Wisk flew its fifth-generation air taxi demonstrator at the EAA AirVenture event in Oshkosh on 25 July 2023

The aircraft took off and made two low passes over the runway at Wittman Regional airport, then hovered and landed. It has flown 1,700 times and made “many thousands of transitions” from hover to forward flight and back, Wisk says.

Just prior to the demonstration flight, a team of aviation safety experts from the Federal Aviation Administration visited the Wisk booth at the show. Wisk is in the process of certifying its aircraft, and the company aims to fly commercially by the end of this decade.

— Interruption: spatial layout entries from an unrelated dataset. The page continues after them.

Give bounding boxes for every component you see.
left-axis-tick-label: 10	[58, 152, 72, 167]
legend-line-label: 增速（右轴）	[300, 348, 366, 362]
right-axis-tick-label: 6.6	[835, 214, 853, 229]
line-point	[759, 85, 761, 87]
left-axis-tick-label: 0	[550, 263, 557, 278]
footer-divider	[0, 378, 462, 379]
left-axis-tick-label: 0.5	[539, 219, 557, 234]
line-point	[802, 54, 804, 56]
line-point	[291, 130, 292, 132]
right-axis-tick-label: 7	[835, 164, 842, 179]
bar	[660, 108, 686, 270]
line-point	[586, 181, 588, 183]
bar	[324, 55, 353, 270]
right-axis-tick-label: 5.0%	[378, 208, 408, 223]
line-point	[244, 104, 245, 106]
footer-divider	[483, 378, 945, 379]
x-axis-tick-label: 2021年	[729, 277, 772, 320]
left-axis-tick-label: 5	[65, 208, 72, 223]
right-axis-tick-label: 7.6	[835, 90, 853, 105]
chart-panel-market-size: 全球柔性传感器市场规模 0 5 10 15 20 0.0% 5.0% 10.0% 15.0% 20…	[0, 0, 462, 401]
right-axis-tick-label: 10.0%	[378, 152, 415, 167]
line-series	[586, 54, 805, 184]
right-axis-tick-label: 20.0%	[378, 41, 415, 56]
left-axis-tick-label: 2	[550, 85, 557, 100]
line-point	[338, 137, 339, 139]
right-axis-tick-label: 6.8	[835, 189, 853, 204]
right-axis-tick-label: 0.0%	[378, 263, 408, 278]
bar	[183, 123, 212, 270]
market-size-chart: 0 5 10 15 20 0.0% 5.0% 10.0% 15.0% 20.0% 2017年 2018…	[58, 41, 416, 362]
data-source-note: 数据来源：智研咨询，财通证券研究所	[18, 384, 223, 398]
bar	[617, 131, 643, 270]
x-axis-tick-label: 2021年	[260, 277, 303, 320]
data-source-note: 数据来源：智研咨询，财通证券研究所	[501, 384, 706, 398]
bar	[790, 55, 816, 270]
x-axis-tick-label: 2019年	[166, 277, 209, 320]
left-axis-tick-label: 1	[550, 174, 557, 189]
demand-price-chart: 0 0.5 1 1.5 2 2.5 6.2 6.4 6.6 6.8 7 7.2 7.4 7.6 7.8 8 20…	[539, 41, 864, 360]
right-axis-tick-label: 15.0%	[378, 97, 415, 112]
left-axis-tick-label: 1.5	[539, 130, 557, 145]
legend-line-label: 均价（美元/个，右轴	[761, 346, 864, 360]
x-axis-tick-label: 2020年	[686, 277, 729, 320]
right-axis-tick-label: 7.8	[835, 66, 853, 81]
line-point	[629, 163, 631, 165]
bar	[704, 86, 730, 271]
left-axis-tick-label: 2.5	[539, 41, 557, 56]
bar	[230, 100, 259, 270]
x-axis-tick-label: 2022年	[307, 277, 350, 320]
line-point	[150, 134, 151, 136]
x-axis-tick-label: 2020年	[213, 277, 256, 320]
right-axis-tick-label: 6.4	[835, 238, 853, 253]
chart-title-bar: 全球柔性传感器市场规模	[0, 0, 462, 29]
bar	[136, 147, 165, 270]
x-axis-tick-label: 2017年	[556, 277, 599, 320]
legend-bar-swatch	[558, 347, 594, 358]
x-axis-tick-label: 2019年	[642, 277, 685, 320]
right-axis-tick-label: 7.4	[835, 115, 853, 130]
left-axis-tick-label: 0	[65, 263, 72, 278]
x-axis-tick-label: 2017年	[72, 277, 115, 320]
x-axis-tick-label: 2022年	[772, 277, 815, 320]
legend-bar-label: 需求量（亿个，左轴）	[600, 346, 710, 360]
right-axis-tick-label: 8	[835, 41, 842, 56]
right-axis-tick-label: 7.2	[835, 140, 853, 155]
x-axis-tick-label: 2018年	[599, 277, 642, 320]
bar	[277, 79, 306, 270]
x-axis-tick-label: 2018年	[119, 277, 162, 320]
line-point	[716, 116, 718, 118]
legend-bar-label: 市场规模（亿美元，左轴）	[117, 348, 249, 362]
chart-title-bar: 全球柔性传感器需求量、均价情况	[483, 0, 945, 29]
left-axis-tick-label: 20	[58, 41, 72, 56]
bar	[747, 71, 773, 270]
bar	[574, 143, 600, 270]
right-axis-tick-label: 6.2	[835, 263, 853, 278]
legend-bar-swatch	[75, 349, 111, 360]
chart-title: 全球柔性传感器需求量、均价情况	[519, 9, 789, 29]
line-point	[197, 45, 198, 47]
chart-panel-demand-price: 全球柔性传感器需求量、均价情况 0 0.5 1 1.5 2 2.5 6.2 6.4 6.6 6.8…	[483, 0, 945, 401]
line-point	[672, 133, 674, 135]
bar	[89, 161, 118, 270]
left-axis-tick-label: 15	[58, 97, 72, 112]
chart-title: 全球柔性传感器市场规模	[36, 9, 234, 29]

“There is no easy path to certification,” Yutko says. “The FAA has very rigorous policies, as they should. We have a type certification programme with the FAA, and we work incredibly well and collaboratively with the FAA. We’re advancing the means of compliance and continue to march towards our path to certification.”

In addition to the fifth-generation craft on Oshkosh flying display, Wisk is showing off its sixth-generation aircraft at its AirVenture booth. It displayed that aircraft at the Paris Air show last month for the first time, but EAA AirVenture is the first US show at which Wisk has showcased the sixth design.

“Many of the underlying technologies between [the fifth-generation] aircraft and [sixth generation] aircraft have similarities, [so] we can learn from continuing flight testing this aircraft, even though they’re very different,” Yutko says. “We can continue to learn by flying this airplane.”

“We can continue to learn [about] deploying autonomous systems away from our normal flight-test location, towards operational environments, and doing that in incredibly complex airspace”, like above Oshkosh, Yutko adds.

Wisk 5th Generation

Source: Pilar Wolfsteller/FlightGlobal

The aircraft flew made two passes over Oshkosh’s runway before landing

“Only so much of this problem is technology-based, which we feel we have pinned down,” he adds. “But another piece of it is operational, and operational learnings are not so obvious until you go and you actually do it out there.”

In Paris in June, Yutko said the company was targeting the 2028 Summer Olympics in Los Angeles as a potential showcase for the USA’s emerging eVTOL industry.

Those games are increasingly viewed among US eVTOL companies as a potential opportunity to display their designs as leaders in the emerging advanced air mobility (AAM) sector, with former acting FAA administrator Billy Nolen – now chief safety officer for air taxi start-up Archer Aviation – pushing the idea of “innovate 2028 as a forcing function” for AAM.